W Wiśle Kraków nic nowego od lat, wciąż kartki i kontuzje

2022-09-16 15:19:51; Aktualizacja: 2 lata temu
W Wiśle Kraków nic nowego od lat, wciąż kartki i kontuzje Fot. Krzysztof Porebski / PressFocus
Redakcja
Redakcja Źródło: Transfery.info

Jeszcze nie tak dawno Wisła była liderem pierwszej ligi, a dziś jest poniżej miejsc dających prawo do gry w barażach o awans do Ekstraklasy. Atmosfera wokół klubu gęstnieje, a wielu wskazuje Jerzego Brzęczka jako głównego winowajcę.

Łatwo wskazać moment, w którym to wszystko się zepsuło.
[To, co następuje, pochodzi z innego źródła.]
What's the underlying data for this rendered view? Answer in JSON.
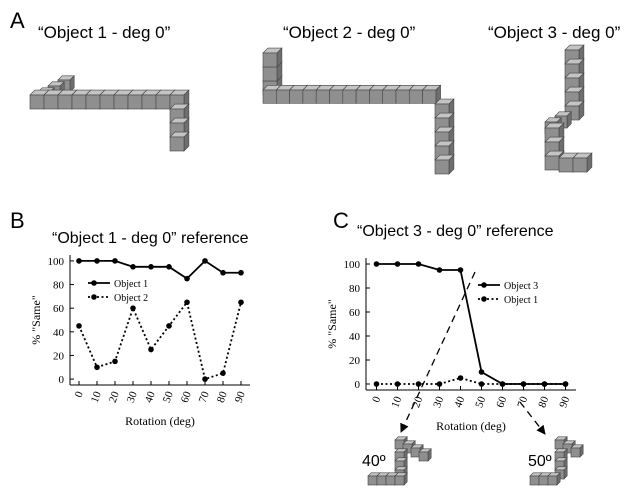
{
  "panels": [
    "A",
    "B",
    "C"
  ],
  "objects": [
    "“Object 1 - deg 0”",
    "“Object 2 - deg 0”",
    "“Object 3 - deg 0”"
  ],
  "rotations": [
    "40º",
    "50º"
  ],
  "chart_data": [
    {
      "type": "line",
      "title": "“Object 1 - deg 0” reference",
      "xlabel": "Rotation (deg)",
      "ylabel": "% \"Same\"",
      "x": [
        0,
        10,
        20,
        30,
        40,
        50,
        60,
        70,
        80,
        90
      ],
      "xlim": [
        -5,
        95
      ],
      "ylim": [
        -5,
        105
      ],
      "xticks": [
        0,
        10,
        20,
        30,
        40,
        50,
        60,
        70,
        80,
        90
      ],
      "yticks": [
        0,
        20,
        40,
        60,
        80,
        100
      ],
      "series": [
        {
          "name": "Object 1",
          "color": "#000000",
          "dash": "solid",
          "values": [
            100,
            100,
            100,
            95,
            95,
            95,
            85,
            100,
            90,
            90
          ]
        },
        {
          "name": "Object 2",
          "color": "#000000",
          "dash": "dotted",
          "values": [
            45,
            10,
            15,
            60,
            25,
            45,
            65,
            0,
            5,
            65
          ]
        }
      ]
    },
    {
      "type": "line",
      "title": "“Object 3 - deg 0” reference",
      "xlabel": "Rotation (deg)",
      "ylabel": "% \"Same\"",
      "x": [
        0,
        10,
        20,
        30,
        40,
        50,
        60,
        70,
        80,
        90
      ],
      "xlim": [
        -5,
        95
      ],
      "ylim": [
        -5,
        105
      ],
      "xticks": [
        0,
        10,
        20,
        30,
        40,
        50,
        60,
        70,
        80,
        90
      ],
      "yticks": [
        0,
        20,
        40,
        60,
        80,
        100
      ],
      "series": [
        {
          "name": "Object 3",
          "color": "#000000",
          "dash": "solid",
          "values": [
            100,
            100,
            100,
            95,
            95,
            10,
            0,
            0,
            0,
            0
          ]
        },
        {
          "name": "Object 1",
          "color": "#000000",
          "dash": "dotted",
          "values": [
            0,
            0,
            0,
            0,
            5,
            0,
            0,
            0,
            0,
            0
          ]
        }
      ]
    }
  ]
}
Sprowokowany przez Pawła Tupaja z Chrobrego Głogów napastnik Wisły Kraków Luis Fernandez kopnął rywala, a sędzia po analizie zapisu wideo dał Hiszpanowi czerwoną kartkę. Krakowianie prowadzili wówczas 1:0.
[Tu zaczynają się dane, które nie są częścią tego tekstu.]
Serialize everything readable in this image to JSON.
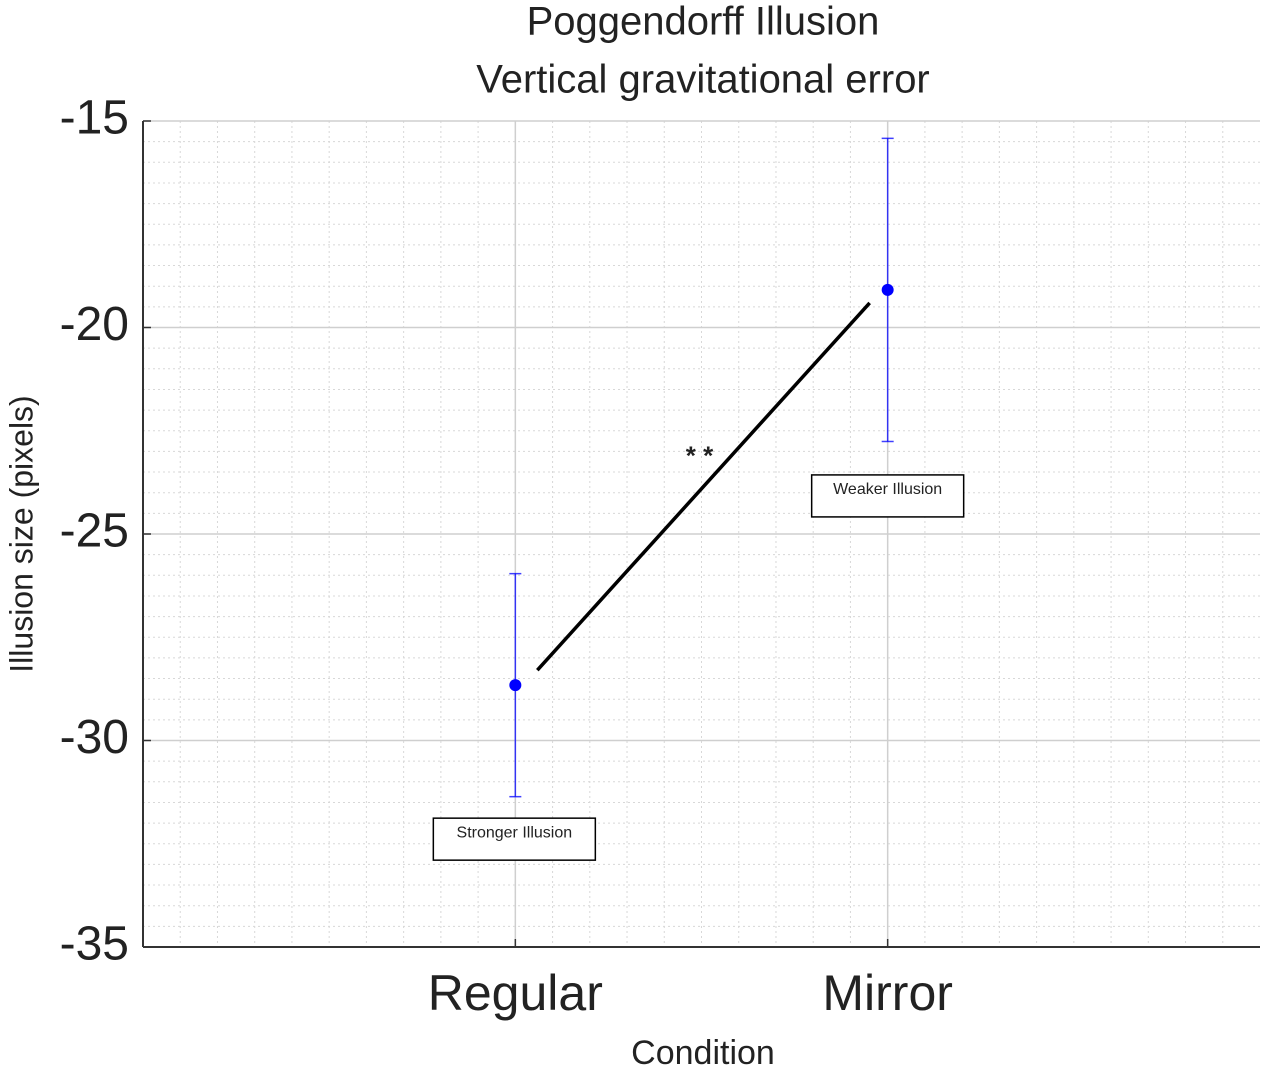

I wszystko, co charakteryzowało Wisłę do tego momentu, pękło jak mydlana bańka. Obrona - dotychczas główny atut zespołu - zaczęła tracić masowo bramki. Atak, czekający przez lipiec i sierpień na rozkręcenie, zaczął być jeszcze bardziej przewidywalny.

Od tego momentu w następnych 251 minutach meczów ligowych, wiślacy stracili siedem goli. Strzelili tylko trzy. I przegrali wszystkie spotkania.

Tuż przed czerwoną kartką dla Fernandeza wydawało się, że Wisła po wyczekanym transferze Angela Rodado zacznie nie tylko wygrywać, ale też całkowicie dominować nad ligą. W końcu to po akcji hiszpańskiego duetu krakowianie wyszli wówczas na prowadzenie.

Według wyliczeń analityka Piotra Klimka, na koniec sierpnia Biała Gwiazda miała 57% szans na awans do Ekstraklasy. Obecnie ma 32,5%.

Wrzesień to zły miesiąc dla Wisły Kraków

Co gorsza dla Wisły, to nie jest pierwsza tego typu sytuacja w jej najnowszej historii.

Ba, słabsza gra we wrześniu niż w sierpniu jest standardem w ostatniej dekadzie. Zdarzyło się to w sześciu z ostatnich dziesięciu sezonów, a ostatni raz sytuacja odwrotna zaszła w 2020 roku, lecz warto podkreślić, że wówczas krakowianie w obydwu miesiącach punktowali fatalnie (0,5 punktu na mecz i 0,67 punktu na mecz).


Punkty na mecz

Wisła zwykle dobrze zaczyna sezon, notuje średnią powyżej 1,5 punktu na mecz, ale we wrześniu przychodzi zapaść. Od 2018 roku punktuje wówczas dwa razy gorzej niż w poprzednim miesiącu (0,76 punktu na mecz). To bezwzględnie forma spadkowa. A forma z sierpnia daje spokojne miejsce w górnej części tabeli.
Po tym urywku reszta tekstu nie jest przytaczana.